Baker Frazier N, Porollo Aleksey
Department of Electrical Engineering and Computing Systems, University of Cincinnati, Cincinnati, OH 45221, USA.
Center for Autoimmune Genomics and Etiology, Cincinnati Children's Hospital Medical Center, Cincinnati, OH 45229, USA.
Data (Basel). 2018 Mar;3(1). doi: 10.3390/data3010004. Epub 2018 Jan 13.
Similarity and distance matrices are general data structures that describe reciprocal relationships between the objects within a given dataset. Commonly used methods for representation of these matrices include heatmaps, hierarchical trees, dimensionality reduction, and various types of networks. However, despite a well-developed foundation for the visualization of such representations, the challenge of creating an interactive view that would allow for quick data navigation and interpretation remains largely unaddressed. This problem becomes especially evident for large matrices with hundreds or thousands objects.

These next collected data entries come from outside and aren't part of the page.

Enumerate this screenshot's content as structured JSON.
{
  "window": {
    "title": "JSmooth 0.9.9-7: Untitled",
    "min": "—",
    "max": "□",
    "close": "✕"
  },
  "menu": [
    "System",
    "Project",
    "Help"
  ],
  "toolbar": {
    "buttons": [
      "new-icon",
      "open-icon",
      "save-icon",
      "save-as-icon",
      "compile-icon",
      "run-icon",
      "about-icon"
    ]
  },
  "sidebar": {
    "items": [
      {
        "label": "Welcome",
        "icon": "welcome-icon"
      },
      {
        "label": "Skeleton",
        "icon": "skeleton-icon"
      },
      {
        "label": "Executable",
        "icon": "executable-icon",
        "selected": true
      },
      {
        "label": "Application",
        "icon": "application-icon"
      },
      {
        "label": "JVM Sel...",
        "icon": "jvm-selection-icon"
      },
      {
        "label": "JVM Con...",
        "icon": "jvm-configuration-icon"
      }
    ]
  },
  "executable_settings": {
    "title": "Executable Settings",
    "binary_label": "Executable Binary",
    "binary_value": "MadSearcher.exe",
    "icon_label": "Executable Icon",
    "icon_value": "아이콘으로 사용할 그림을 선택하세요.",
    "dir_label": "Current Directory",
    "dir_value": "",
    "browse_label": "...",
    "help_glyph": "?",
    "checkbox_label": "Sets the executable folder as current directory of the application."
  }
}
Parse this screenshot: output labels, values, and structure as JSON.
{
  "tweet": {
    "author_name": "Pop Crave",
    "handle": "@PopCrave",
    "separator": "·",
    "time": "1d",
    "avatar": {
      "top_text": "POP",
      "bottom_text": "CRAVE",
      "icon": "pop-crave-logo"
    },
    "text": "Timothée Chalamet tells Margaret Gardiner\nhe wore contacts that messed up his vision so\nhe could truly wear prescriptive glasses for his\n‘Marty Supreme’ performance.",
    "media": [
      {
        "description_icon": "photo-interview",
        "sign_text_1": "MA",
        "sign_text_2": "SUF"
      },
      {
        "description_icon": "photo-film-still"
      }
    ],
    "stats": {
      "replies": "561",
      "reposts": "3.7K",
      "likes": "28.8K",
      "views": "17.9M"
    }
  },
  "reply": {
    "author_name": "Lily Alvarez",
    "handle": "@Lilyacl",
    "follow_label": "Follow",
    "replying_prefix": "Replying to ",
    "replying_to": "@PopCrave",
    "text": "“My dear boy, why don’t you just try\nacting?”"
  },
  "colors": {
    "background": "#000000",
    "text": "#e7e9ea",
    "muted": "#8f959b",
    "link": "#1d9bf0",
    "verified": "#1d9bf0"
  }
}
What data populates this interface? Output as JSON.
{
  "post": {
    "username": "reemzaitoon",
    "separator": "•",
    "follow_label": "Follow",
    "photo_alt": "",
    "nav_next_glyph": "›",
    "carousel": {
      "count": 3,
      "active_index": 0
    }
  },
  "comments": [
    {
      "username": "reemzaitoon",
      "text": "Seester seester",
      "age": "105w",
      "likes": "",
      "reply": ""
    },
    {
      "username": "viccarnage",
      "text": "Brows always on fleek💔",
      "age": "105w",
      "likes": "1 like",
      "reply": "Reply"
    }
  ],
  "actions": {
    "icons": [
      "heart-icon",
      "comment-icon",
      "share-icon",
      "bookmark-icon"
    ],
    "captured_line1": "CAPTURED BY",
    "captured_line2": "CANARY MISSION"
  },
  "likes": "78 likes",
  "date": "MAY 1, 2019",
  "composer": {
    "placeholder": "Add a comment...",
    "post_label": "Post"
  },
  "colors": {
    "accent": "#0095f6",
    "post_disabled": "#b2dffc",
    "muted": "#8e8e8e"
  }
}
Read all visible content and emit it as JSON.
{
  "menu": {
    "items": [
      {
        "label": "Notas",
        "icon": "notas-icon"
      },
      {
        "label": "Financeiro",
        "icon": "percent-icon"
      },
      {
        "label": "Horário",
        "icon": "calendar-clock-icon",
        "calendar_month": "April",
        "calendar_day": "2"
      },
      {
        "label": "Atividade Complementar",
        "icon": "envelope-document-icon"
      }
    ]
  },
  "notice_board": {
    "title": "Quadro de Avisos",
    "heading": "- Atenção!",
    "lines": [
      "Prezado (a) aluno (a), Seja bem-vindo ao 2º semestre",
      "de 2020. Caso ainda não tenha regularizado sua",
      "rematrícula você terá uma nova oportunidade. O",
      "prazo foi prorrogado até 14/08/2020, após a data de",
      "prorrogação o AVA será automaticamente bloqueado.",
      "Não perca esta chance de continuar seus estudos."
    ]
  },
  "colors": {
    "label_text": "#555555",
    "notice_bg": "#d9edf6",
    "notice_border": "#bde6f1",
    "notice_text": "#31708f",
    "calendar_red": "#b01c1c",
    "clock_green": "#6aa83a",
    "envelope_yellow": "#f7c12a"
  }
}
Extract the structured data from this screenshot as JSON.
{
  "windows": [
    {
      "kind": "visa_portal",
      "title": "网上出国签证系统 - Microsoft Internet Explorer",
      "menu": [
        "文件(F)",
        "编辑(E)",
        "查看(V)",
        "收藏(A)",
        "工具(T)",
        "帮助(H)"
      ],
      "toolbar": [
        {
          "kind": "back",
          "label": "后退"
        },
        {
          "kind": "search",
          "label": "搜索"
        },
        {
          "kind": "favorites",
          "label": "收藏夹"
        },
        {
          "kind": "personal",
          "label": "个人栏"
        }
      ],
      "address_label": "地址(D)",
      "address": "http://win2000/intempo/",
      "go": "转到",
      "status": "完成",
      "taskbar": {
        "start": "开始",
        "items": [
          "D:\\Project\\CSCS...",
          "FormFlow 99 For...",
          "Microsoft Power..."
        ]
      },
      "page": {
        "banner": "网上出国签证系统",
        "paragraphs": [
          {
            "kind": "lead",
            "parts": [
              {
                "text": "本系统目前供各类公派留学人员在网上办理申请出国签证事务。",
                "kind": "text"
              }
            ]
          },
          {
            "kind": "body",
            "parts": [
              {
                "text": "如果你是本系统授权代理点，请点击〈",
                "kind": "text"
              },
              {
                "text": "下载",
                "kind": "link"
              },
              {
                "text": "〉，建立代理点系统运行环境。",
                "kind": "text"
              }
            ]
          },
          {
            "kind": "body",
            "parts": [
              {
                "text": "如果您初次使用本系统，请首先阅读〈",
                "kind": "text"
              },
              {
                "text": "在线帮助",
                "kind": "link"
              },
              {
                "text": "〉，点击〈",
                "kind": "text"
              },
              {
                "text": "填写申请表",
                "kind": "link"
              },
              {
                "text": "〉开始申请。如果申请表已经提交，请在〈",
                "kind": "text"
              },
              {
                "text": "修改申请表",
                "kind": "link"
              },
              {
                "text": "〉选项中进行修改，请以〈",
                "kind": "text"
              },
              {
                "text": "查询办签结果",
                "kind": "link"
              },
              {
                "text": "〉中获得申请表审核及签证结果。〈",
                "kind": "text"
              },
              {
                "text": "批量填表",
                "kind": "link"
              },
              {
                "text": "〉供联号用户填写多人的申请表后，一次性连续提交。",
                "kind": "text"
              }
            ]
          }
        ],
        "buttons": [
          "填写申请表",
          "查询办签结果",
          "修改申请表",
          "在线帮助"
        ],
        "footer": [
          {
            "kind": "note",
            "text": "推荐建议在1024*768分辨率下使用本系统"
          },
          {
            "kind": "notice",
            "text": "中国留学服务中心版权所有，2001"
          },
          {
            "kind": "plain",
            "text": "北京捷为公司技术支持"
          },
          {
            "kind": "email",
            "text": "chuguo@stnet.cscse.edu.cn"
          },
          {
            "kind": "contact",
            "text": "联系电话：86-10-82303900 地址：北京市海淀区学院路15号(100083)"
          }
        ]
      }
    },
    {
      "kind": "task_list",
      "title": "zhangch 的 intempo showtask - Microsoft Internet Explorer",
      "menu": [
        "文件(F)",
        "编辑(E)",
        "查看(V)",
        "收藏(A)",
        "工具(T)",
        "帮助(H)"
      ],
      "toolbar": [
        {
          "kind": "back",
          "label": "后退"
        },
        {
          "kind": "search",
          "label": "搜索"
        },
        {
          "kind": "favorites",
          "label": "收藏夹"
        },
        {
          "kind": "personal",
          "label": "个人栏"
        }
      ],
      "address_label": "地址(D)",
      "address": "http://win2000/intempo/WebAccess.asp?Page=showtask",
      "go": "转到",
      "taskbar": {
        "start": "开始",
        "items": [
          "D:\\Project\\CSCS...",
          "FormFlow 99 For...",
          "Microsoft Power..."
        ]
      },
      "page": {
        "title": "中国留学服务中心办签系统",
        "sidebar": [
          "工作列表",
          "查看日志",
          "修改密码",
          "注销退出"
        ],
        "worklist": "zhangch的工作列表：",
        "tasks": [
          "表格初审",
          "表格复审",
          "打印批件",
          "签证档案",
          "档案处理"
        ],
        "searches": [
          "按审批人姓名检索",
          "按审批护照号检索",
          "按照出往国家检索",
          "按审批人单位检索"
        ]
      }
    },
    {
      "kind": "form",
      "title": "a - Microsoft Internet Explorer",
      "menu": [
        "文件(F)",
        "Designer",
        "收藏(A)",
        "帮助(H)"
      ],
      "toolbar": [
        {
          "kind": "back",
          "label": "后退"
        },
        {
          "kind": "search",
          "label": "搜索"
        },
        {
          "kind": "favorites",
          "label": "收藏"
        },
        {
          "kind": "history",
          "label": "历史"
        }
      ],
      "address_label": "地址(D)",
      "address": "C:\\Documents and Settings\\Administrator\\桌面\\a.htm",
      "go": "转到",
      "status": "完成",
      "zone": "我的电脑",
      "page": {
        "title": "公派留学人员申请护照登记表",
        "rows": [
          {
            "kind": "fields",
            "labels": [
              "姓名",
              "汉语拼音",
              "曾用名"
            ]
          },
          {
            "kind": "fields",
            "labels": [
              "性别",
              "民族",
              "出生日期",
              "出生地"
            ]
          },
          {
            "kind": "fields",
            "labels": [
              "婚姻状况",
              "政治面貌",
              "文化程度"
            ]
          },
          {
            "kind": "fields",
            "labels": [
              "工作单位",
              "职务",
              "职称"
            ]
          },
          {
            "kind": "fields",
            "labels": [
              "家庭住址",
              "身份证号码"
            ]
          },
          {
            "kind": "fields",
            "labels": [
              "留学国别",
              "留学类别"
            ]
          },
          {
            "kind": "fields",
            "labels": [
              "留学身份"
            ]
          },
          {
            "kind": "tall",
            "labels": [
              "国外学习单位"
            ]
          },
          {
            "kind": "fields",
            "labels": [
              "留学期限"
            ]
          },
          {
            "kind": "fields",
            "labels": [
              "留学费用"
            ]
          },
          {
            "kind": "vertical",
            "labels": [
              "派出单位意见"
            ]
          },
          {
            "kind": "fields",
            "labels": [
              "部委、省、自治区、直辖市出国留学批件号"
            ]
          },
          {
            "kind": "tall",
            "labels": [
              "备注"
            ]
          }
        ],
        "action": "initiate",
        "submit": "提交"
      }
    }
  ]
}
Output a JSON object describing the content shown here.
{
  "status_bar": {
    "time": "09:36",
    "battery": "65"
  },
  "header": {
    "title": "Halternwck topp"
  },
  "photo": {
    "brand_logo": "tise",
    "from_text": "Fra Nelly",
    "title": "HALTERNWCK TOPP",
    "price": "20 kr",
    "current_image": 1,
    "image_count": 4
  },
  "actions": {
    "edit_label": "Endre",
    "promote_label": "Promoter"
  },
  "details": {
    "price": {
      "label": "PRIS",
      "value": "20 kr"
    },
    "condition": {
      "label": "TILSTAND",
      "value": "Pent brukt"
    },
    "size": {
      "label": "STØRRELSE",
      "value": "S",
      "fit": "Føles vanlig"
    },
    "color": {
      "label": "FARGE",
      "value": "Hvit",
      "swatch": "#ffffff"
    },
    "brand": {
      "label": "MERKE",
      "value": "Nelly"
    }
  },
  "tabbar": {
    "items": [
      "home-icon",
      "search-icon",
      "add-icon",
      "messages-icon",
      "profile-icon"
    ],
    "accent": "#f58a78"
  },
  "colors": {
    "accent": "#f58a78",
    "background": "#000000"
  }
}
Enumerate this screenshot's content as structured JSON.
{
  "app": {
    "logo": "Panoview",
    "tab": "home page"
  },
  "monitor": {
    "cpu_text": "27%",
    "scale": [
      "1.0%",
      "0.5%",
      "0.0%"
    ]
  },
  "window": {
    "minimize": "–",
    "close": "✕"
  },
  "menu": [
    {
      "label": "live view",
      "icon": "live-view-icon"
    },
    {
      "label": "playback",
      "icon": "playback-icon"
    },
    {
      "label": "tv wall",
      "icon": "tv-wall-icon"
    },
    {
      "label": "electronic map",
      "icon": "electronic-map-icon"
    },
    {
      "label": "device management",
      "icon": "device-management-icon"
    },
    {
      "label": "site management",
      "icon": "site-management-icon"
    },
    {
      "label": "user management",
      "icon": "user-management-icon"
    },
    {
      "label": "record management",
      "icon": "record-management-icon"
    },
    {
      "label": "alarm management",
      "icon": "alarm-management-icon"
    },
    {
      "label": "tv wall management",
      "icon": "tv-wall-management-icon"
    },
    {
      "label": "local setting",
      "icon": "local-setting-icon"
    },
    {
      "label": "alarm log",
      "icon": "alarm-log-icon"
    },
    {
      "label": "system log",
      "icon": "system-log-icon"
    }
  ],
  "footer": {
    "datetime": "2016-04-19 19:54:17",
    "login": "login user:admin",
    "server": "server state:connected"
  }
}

In this work, we present a web-based platform for the interactive analysis of large (dis-)similarity matrices. It consists of four major interconnected and synchronized components: a zoomable heatmap, interactive hierarchical tree, scalable circular relationship diagram, and 3D multi-dimensional scaling (MDS) scatterplot. We demonstrate the use of the platform for the analysis of amino acid covariance data in proteins as part of our previously developed CoeViz tool. The web-platform enables quick and focused analysis of protein features, such as structural domains and functional sites.
相似性矩阵和距离矩阵是描述给定数据集中对象之间相互关系的通用数据结构。表示这些矩阵的常用方法包括热图、层次树、降维和各种类型的网络。然而,尽管此类表示的可视化基础已经很完善,但创建一个允许快速数据导航和解释的交互式视图的挑战在很大程度上仍未得到解决。对于包含数百或数千个对象的大型矩阵,这个问题变得尤为明显。在这项工作中,我们展示了一个用于对大型(非)相似性矩阵进行交互式分析的基于网络的平台。它由四个主要的相互连接且同步的组件组成:一个可缩放的热图、交互式层次树、可扩展的圆形关系图和三维多维缩放(MDS)散点图。作为我们之前开发的CoeViz工具的一部分,我们展示了该平台用于分析蛋白质中氨基酸协方差数据的用途。该网络平台能够快速且有针对性地分析蛋白质特征,例如结构域和功能位点。